Cecily Wellesley-Smith

Personal information
- Full name: Cecily Margaret Wellesley-Smith
- Date of birth: 4 January 2007 (age 19)
- Height: 1.83 m (6 ft 0 in)
- Position: Centre-back

Team information
- Current team: FC Rosengård (on loan from Arsenal)
- Number: 15

Youth career
- 2016–2023: Oxford United

Senior career*
- Years: Team / Apps / (Gls)
- 2023–2025: Oxford United / 16 / (0)
- 2025–: Arsenal / 0 / (0)
- 2025: → Leicester City (loan) / 0 / (0)
- 2026–: → FC Rosengård (loan) / 14 / (2)

International career^{‡}
- England U16
- 2024: England U17 / 17 / (0)
- 2025–: England U19 / 9 / (0)
- 2025–: England U20 / 3 / (0)

= Cecily Wellesley-Smith =

English footballer (born 2007)

Cecily Margaret Wellesley-Smith (born 4 January 2007) is an English professional footballer who plays as a centre-back for Swedish Damallsvenskan club FC Rosengård, on loan from Women's Super League club Arsenal.

== Club career ==

=== Oxford United ===
At the age of 9, Wellesley-Smith joined Oxford United. She progressed through the ranks of the club, eventually joining the first team at age 16 during the 2023–24 season. In her first season of senior football, she became a regular in the Oxford United starting lineup. The following year, she made 16 competitive appearances for the club.

=== Arsenal ===
Wellesley-Smith also spent much of the 2024–25 campaign with Arsenal, who signed her to a dual-registration agreement that also allowed her to compete for the Arsenal Women's Academy Under-21 side. She went on to become a prominent contributor in the Arsenal Under-21 squad's PGA League Division One title. On 24 June 2025, Arsenal announced that they had signed Wellesley-Smith to her first professional contract.

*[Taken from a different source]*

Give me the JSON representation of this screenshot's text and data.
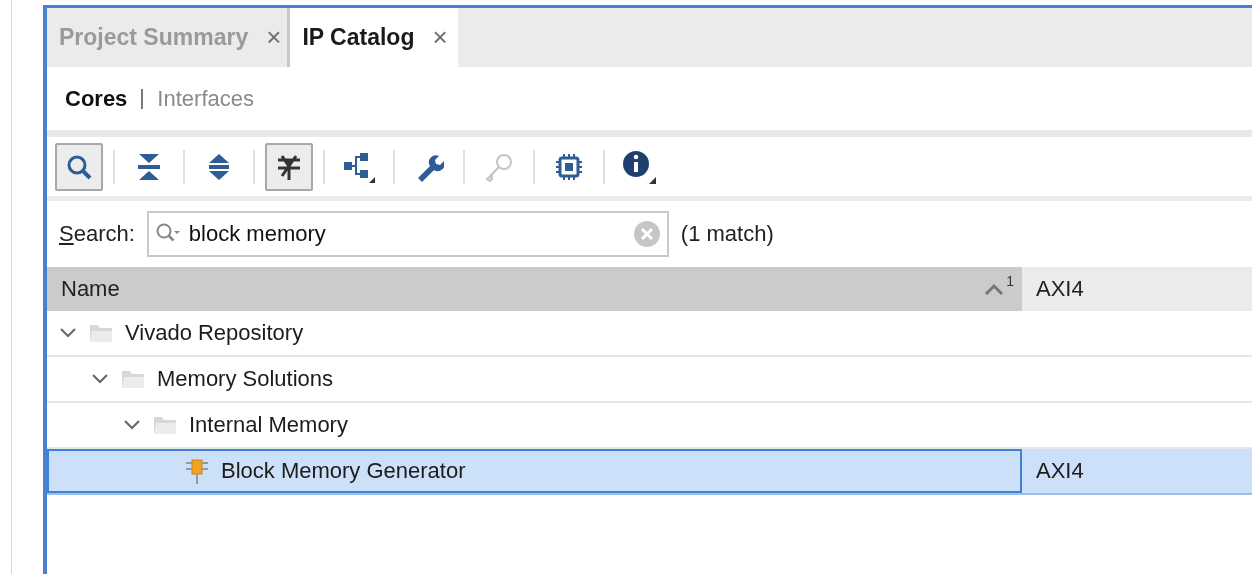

==== Leicester City (loan) ====
In September 2025, the club sent her on a loan spell through the 2025–26 season to fellow Women's Super League club Leicester City. It marked Wellesley-Smith's first time living away from home. Later that month, Wellesley-Smith made her Leicester City debut, participating in a 5–1 Women's League Cup victory over Ipswich Town. She would go on to struggle to earn playing time with Leicester, failing to earn any further appearances following her debut. In January 2026, Wellesley-Smith was recalled to Arsenal after only completing half of the original loan agreement.

==== FC Rosengård (loan) ====
On 2 February 2026, Wellesley-Smith was announced to have joined Swedish Damallsvenskan club FC Rosengård through the end of the 2026 Damallsvenskan. She made her club debut twelve days later, earning the starting nod in a Svenska Cupen match against Vittsjö GIK to kick off Rosengård's season. On 17 March 2026, she scored her first Rosengård goal, heading in the final goal in a 3–0 victory over Växjö DFF to close out Rosengård's Svenska Cupen campaign with a win.

== International career ==
Wellesley-Smith has represented England at multiple youth international levels. In November 2022, she captained the under-16 team in a friendly match against Wales. In 2024, she was a member of the under-17 squad that finished the 2024 UEFA Women's Under-17 Championship as runners-up after losing to Spain in the final. She was named to the Team of the Tournament alongside England teammates Lola Brown and Nelly Las. Later the same year, Wellesley-Smith helped the under-17s to a fourth-place finish in the 2024 FIFA U-17 Women's World Cup. Wellesley-Smith has also been capped at the under-19 and under-20 levels.